Too many store fronts remain shuttered, too many office spaces are begging for tenants, too many edifices exude that unpleasant aura of dissolution so familiar to urban planners the world over.

And that’s a problem because while other parts of the city can periodically languish without compromising the social and economic integrity of the whole, the downtown is the community’s commons. Its vibrancy electrifies the neighborhoods that surround it, just as its rot eventually spreads throughout the civic body.

Fortunately, we are in no immediate threat of contracting such municipal gangrene. A few years ago, Mayor George LeBlanc offered me a vigorous defense of Moncton’s progress. “Look at what has been happening in just the past five or 10 years,” he said. “In 1996, we had 8,000 people working in the downtown area. Today, we have 15,000. We’ve opened up a public Wi-Fi network, and we’ve seen quite a few high-tech companies doing big things locate in the downtown.”

He wasn’t wrong. In fact, progress is palpable today, even in the downtown, which plays host to thousands of businesses, bars, restaurants and cafes,18,000 office workers, and anywhere from 1,200 to 5,700 residents depending on how you fixes downtown “borders”.

Today, Moncton is a major Canadian customer contact and back office centre with a robust “near-shore” IT outsourcing industry. And it continues to leverage its success with a plan that calls for new partnerships with regional universities to deepen the region’s knowledge economy, diversify the IT economy, and actively promote tech-based entrepreneurship.

Still, a downtown is more than the sum of its moving parts. Like any good and growing garden, it requires constant attention and vigilance – even a little creative experimentation, from time to time.

As The Moncton Times & Transcript reported on Friday, the “proposed Downing Street restoration, a project in honour of Moncton’s 135th anniversary in 2015, is embracing four key themes – Downtown, Celebration, Art & Storytelling and Sustainability.”

The idea is to redevelop the dead-end street – between the Blue Cross complex and the McSweeney Block – that spills out into combined parking lots into an avenue down to the river. “This is an opportunity to explore every possibility,” Mr. LeBlanc said, referring to the plethora of planning options available to the city.

Some may question the value of the project on strictly economic grounds. Shouldn’t we spend our time and money of a downtown events centre? After all, we already expect that such a facility would draw 350,000 a year, generate about $14 million in spending and, in the words of economic development agency Jupia Consultants, “support retail, food service, accommodation and other services in the downtown,” where it “should also support residential growth.”

Meanwhile, another report has estimated that the construction phase, alone, would generate $340 million worth of “economic impacts” for New Brunswick and other parts of the country, as well as nearly $17 million in taxes for the provincial and federal governments. Moreover, it indicated, sales from ongoing operations could easily reach $9.5 million in 2015 (assuming, of course, the centre is open for business by then).

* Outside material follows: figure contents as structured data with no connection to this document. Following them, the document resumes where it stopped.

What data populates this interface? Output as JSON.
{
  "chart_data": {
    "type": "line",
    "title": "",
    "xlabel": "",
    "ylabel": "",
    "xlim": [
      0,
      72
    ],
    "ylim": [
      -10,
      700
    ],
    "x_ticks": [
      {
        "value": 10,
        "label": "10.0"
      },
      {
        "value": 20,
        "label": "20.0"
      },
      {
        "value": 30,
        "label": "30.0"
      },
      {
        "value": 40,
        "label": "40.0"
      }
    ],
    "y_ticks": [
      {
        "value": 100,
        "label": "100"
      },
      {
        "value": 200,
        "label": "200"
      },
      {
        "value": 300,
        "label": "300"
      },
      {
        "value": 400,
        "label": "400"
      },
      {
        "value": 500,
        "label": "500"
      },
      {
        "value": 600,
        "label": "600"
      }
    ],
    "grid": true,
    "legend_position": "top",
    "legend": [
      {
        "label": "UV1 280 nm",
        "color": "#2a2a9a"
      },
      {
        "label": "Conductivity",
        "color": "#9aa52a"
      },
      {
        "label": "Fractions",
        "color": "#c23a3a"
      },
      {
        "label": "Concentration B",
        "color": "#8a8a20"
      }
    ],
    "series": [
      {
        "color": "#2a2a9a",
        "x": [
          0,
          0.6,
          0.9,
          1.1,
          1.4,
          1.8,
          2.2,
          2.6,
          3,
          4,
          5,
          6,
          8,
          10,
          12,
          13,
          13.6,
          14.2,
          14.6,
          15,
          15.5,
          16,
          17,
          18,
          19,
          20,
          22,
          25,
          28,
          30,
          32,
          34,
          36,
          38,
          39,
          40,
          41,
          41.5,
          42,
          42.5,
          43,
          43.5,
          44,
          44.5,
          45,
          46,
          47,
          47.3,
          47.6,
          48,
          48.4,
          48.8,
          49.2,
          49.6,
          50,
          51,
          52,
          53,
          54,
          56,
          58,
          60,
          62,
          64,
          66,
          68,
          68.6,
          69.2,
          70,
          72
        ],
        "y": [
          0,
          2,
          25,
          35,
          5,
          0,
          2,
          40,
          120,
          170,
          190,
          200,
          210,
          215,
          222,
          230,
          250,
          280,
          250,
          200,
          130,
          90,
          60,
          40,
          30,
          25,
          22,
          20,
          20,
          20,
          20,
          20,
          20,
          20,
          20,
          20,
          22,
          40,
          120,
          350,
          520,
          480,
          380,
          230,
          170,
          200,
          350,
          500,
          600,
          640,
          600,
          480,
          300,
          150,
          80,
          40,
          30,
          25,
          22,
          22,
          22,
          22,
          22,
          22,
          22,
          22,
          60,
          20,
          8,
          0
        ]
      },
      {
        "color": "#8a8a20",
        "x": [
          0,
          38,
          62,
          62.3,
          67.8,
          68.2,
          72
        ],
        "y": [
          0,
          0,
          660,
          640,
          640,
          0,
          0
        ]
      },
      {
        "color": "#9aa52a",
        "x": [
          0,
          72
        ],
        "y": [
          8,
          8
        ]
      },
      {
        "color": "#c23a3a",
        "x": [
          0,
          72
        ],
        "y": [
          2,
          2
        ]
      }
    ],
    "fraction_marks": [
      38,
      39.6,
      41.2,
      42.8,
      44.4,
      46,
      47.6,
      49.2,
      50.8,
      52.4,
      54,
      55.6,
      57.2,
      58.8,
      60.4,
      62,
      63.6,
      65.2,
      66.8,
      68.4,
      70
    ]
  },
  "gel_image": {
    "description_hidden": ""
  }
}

Compared with this, critics may query, what does a road to the river offer?

That, of course, is the wrong question.

The marvelous thing about investing in urban infrastructure is the multiplier effect. Almost any beautification, redevelopment or expansion project yields new opportunities for others.

In this respect, the Downing Street initiative and an events centre complement one another. Both will encourage people to get into the happy and productive habit of spending time (and money) in (and on) our core, of forging the common bonds of community that, in fact, attract and keep industries, entrepreneurs and skilled workers.

In our capacious suburban homes where we park our cars and RVs, we would do well to remember that our downtown areas are not only the manifestations of our ambitions; they are also the means to those ends.